Propensity segments are no longer supported as a separate segment type. These segments are now created as User segments. If you previously created such segments, their type will be automatically changed to User during the process of saving any changes, without any loss of functionality.
Piano's data science team generates propensity events every time they score users, for example, with the Likelihood to Subscribe model for Composer. The list of models that generate such events is expanding. These events are saved in the cubes and can be used in traffic filters and segments.
New segment type - Propensity segment - may be interesting for both Composer and Audience customers. This segment type is available only for those customers who have a Composer feature flag. This means that Audience only shows this segment type to eligible customers - determined using customer feature flags.
The main use case for Propensity segments supposes targeting users that had a low / medium / high LtS score in the last 48 hours / 7 days / 30 days. For example, a "High LtS score in the last 30 days" segment will include all users that had at least one high LtS score in the last 30 days, regardless of what their current score is right now.
Propensity segments can be expanded with more advanced filters to implement logic like, for example, "the most recent score in the last 30 days was a high LtS score", "users that never had a high LtS score in the last 30 days" etc.
The creation of segments based on propensity events is possible not only through API but also through the Audience Segment Builder.
To create Propensity Segments, navigate: Audience→Segments→User→Create.

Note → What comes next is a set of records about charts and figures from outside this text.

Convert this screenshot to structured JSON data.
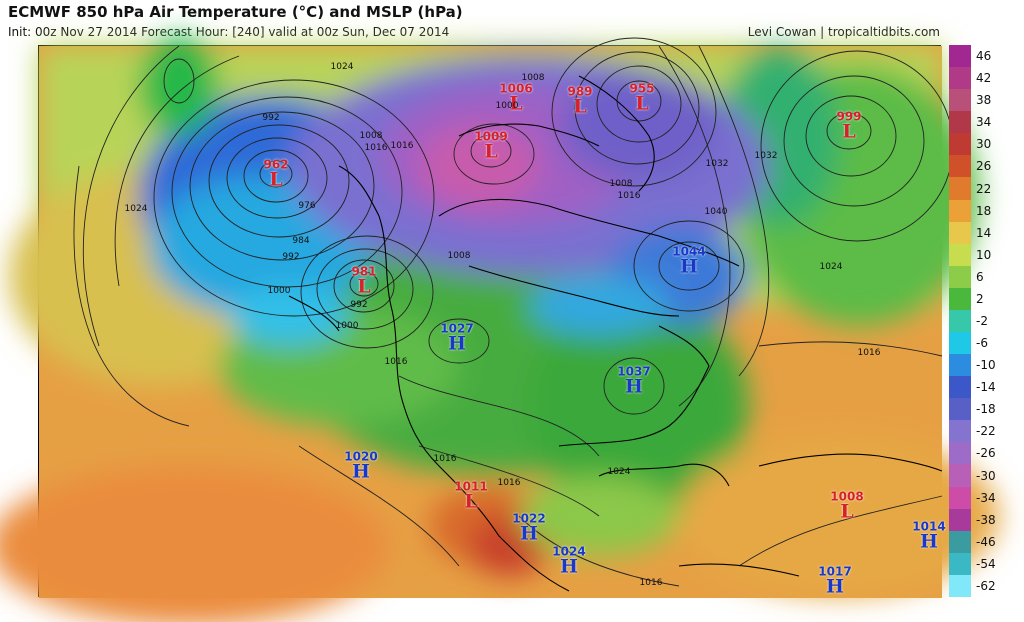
{
  "header": {
    "title": "ECMWF 850 hPa Air Temperature (°C) and MSLP (hPa)",
    "subtitle": "Init: 00z Nov 27 2014   Forecast Hour: [240]   valid at 00z Sun, Dec 07 2014",
    "credit": "Levi Cowan | tropicaltidbits.com"
  },
  "colorbar": {
    "labels": [
      "46",
      "42",
      "38",
      "34",
      "30",
      "26",
      "22",
      "18",
      "14",
      "10",
      "6",
      "2",
      "-2",
      "-6",
      "-10",
      "-14",
      "-18",
      "-22",
      "-26",
      "-30",
      "-34",
      "-38",
      "-46",
      "-54",
      "-62"
    ],
    "colors": [
      "#a02890",
      "#b03a88",
      "#b8507a",
      "#b03848",
      "#c03a34",
      "#d0502a",
      "#e07a2c",
      "#eca038",
      "#e8c84a",
      "#c8dc50",
      "#8ccc48",
      "#4ab83c",
      "#36c8a8",
      "#20c8e8",
      "#2c8ce0",
      "#3c58c8",
      "#5860c8",
      "#8474d0",
      "#9c6cc8",
      "#b860b8",
      "#cc4ca8",
      "#a83a9c",
      "#3a9ca0",
      "#3ab8c4",
      "#80e8f8"
    ]
  },
  "pressure_centers": [
    {
      "type": "L",
      "value": "962"
    },
    {
      "type": "L",
      "value": "981"
    },
    {
      "type": "L",
      "value": "1009"
    },
    {
      "type": "L",
      "value": "1006"
    },
    {
      "type": "L",
      "value": "989"
    },
    {
      "type": "L",
      "value": "955"
    },
    {
      "type": "L",
      "value": "999"
    },
    {
      "type": "L",
      "value": "1011"
    },
    {
      "type": "L",
      "value": "1008"
    },
    {
      "type": "H",
      "value": "1027"
    },
    {
      "type": "H",
      "value": "1044"
    },
    {
      "type": "H",
      "value": "1037"
    },
    {
      "type": "H",
      "value": "1020"
    },
    {
      "type": "H",
      "value": "1022"
    },
    {
      "type": "H",
      "value": "1024"
    },
    {
      "type": "H",
      "value": "1017"
    },
    {
      "type": "H",
      "value": "1014"
    }
  ],
  "isobar_labels": [
    "1024",
    "1008",
    "1016",
    "1000",
    "1008",
    "1016",
    "1032",
    "1032",
    "1040",
    "1016",
    "1024",
    "992",
    "976",
    "984",
    "992",
    "1000",
    "992",
    "1000",
    "1016",
    "1008",
    "1024",
    "1016",
    "1016",
    "1008",
    "1024",
    "1016",
    "1016"
  ]
}
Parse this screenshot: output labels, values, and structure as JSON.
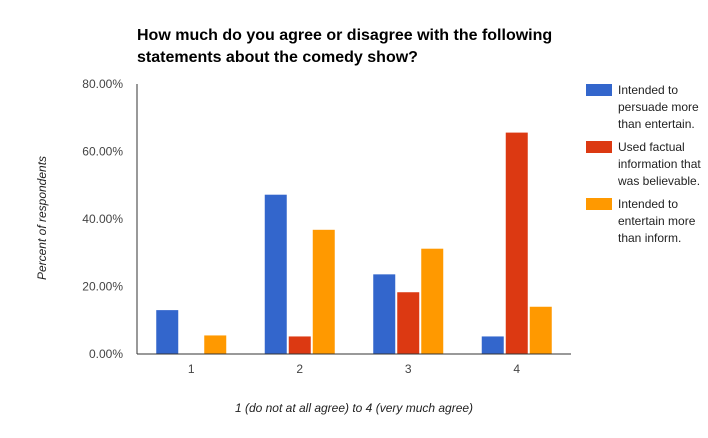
{
  "chart_data": {
    "type": "bar",
    "title": "How much do you agree or disagree with the following statements about the comedy show?",
    "xlabel": "1 (do not at all agree) to 4 (very much agree)",
    "ylabel": "Percent of respondents",
    "categories": [
      "1",
      "2",
      "3",
      "4"
    ],
    "yticks": [
      "0.00%",
      "20.00%",
      "40.00%",
      "60.00%",
      "80.00%"
    ],
    "ylim": [
      0,
      80
    ],
    "grid": false,
    "legend_position": "right",
    "series": [
      {
        "name": "Intended to persuade more than entertain.",
        "color": "#3366cc",
        "values": [
          13.0,
          47.2,
          23.6,
          5.2
        ]
      },
      {
        "name": "Used factual information that was believable.",
        "color": "#dc3912",
        "values": [
          0.0,
          5.2,
          18.3,
          65.6
        ]
      },
      {
        "name": "Intended to entertain more than inform.",
        "color": "#ff9900",
        "values": [
          5.5,
          36.8,
          31.2,
          14.0
        ]
      }
    ]
  }
}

After that, the segment builder form will be shown, so that you are able to select desired filters:
To get started, select an Engagement Attribute from the dropdown menu - options include Page Views, Sessions, or Visit Days. Next, add a Propensity filter by clicking the small plus button next to the Engagement filter. In this example, we're targeting users who are highly likely to subscribe. To do this, choose "Propensity Event - Type" from the filter options to specify the type of propensity. Then, pair it with a performance score by adding the "Performance Parameters - Bucket" filter. Switch this filter to the 'Range' option, and enter a range of 7 to 9 in the input fields to focus on the top buckets. If you'd like, you can refresh the match rate to see real-time estimates for your current setup.
It is also recommended to add some meaningful description in the Description field.
Note, that you need to create a monitoring Experience targeting LtS segments in Composer to be able to create propensity segments since these are powered by the scoring of users that Composer is triggering.
Important. If a Propensity segment is used in Composer, then the same restrictions apply as for other Composer-used segments.